MANOPPELLO, Italy — At the Shrine of the Holy Face in Manoppello, visitors see a transparent cloth encased between two glass panes within an ornate silver frame above the sanctuary’s altar.
Once light is shined on the cloth of byssus fiber, the image of a bearded man, eyes open and mouth seemingly taking a breath is revealed.
Devotees of the Manoppello veil claim that it is “Veronica’s Veil” and that it was secretly moved to the little hilltop town in Abruzzo on orders from Pope Clement VII to protect it following the Sack of Rome in 1527.
Another image of Christ’s face known as “Veronica’s Veil” is displayed at St. Peter’s Basilica on the fifth Sunday of Lent each year to bless pilgrims as they approach Holy Week.
Although the traditional Stations of the Cross include “Veronica wipes the face of Jesus,” none of the Gospels recount a woman wiping Jesus’ face as he carries his cross to Calvary.
A pious legend says Veronica later went to Rome to leave the relic with St. Clement, one of the early popes.

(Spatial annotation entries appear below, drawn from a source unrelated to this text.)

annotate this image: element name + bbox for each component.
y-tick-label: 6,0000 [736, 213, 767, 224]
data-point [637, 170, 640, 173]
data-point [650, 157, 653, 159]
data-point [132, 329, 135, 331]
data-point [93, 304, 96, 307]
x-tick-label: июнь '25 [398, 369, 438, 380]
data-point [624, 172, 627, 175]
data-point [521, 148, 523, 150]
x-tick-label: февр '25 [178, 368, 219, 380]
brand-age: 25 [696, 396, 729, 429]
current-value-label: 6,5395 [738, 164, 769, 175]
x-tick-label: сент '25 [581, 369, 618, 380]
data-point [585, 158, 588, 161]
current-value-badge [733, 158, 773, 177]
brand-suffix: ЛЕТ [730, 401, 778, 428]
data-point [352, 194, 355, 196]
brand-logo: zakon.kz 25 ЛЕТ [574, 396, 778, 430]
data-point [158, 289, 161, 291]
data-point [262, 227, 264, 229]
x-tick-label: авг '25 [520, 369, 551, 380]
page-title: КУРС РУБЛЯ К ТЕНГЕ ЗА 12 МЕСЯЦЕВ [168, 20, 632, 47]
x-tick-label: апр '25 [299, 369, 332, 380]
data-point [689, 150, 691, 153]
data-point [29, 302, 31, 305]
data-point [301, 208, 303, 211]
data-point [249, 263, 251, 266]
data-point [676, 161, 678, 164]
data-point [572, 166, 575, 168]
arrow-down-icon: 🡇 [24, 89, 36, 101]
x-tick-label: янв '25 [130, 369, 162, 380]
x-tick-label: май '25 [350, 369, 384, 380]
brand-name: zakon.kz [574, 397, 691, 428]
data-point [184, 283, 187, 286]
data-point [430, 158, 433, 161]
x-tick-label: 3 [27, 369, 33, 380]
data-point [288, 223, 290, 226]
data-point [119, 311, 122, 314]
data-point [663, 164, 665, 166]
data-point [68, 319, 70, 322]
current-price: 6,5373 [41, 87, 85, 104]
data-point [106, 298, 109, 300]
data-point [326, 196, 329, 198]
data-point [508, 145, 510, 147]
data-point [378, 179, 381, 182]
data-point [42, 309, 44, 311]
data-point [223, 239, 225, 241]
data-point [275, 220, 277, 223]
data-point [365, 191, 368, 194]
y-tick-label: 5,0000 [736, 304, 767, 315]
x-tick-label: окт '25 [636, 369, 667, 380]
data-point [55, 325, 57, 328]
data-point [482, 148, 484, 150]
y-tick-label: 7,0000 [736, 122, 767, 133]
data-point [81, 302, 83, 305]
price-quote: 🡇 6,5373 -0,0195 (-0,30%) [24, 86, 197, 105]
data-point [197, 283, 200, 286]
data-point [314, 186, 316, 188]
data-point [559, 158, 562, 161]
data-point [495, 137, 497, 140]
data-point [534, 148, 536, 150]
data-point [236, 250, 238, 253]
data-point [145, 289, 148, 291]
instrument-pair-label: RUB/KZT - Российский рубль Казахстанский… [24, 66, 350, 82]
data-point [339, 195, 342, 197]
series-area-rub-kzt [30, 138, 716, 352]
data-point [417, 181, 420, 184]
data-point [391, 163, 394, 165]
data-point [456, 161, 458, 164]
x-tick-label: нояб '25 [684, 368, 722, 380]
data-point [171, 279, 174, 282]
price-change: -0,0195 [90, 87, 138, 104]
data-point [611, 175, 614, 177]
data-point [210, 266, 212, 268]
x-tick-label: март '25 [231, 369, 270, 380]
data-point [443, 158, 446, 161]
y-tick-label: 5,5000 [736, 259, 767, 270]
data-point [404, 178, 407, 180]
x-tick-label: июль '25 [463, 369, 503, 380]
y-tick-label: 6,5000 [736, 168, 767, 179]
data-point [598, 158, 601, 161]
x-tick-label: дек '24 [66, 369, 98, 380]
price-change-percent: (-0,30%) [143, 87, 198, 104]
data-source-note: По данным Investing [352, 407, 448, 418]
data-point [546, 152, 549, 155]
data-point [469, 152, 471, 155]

However, German journalist Paul Badde is convinced that the veil displayed by the Vatican for the past 400 years is a copy and that the true veil is in Manoppello.
“Every year on Passion Sunday, they show a hoax, I would say,” Badde told Catholic News Service Jan. 14.
The Capuchin friars at Manoppello have been the custodians of a veil since 1630.
For centuries, few people outside the small town knew of the cloth and its image of Jesus. But a Capuchin priest, Father Domenico di Cese, made it his life’s work to spread devotion to the Holy Face of Manoppello.
When he first saw the veil as a young priest in the 1930s, he knelt in shock. The face on the ancient linen looked like the same unidentified man who had rescued him from the rubble of a church after a major earthquake in 1915 when he was a child.
Father Cese died in 1978 and it wasn’t until 1999 that the veil really caught the world’s attention. That was when Jesuit Father Heinrich Pfeiffer, an art historian at Rome’s Pontifical Gregorian University, announced at a press conference that the cloth was the true “veil of Veronica,” stating that after conducting research, he discovered that the image on the veil could be perfectly superimposed on the face of the Shroud of Turin, the relic many believe is Jesus’ burial shroud.
Some devotees maintain the image’s connection to “Veronica” is not related to a woman who tried to soothe Jesus but is actually a form of the phrase “vera icona,” meaning “true icon.”
Capuchin Father Paolo Palombarini, parochial vicar of the shrine, told CNS, “Both pupils are open. But one can see that the right pupil is more closed than the one on the left because this is the first instance of the Resurrection and it happened just at it does when we wake up in the morning.”
“When we sleep,” he said, “we don’t realize it, but our pupils are completely dilated. In the morning, when we open our eyes and see the light, our pupils react by closing because they need some time to settle when passing from darkness to light.”
The Vatican does not formally recognize the authenticity of relics like the Veil of Manoppello or the Shroud of Turin. However, public veneration of such relics by popes often draw the attention of the faithful.
Such was the case when Pope Benedict XVI became the first pope to visit the Manoppello shrine in 2006 and venerate the image, Badde said. He told CNS that Pope Benedict had read his book on the veil and “decided to go there against enormous resistance in the Vatican.”
Still, during what Pope Benedict himself described as a “private pilgrimage,” he made no pronouncement about the image. Addressing priests, religious and pilgrims who packed the shrine, he said those who seek the true face of Christ can find it in their brothers and sisters, “especially the poorest and those most in need.”
“If we persevere in our quest for the face of the Lord,” Pope Benedict said, “at the end of our earthly pilgrimage, he, Jesus, will be our eternal joy, our reward and glory forever.”
Badde said, “He was the first pope after more than 400 years to get on his knees in front of this image, that’s what he did. That’s what will remain of his pontificate.”
Pope Benedict’s visit increased attention to the image, which continues to draw more pilgrims each year.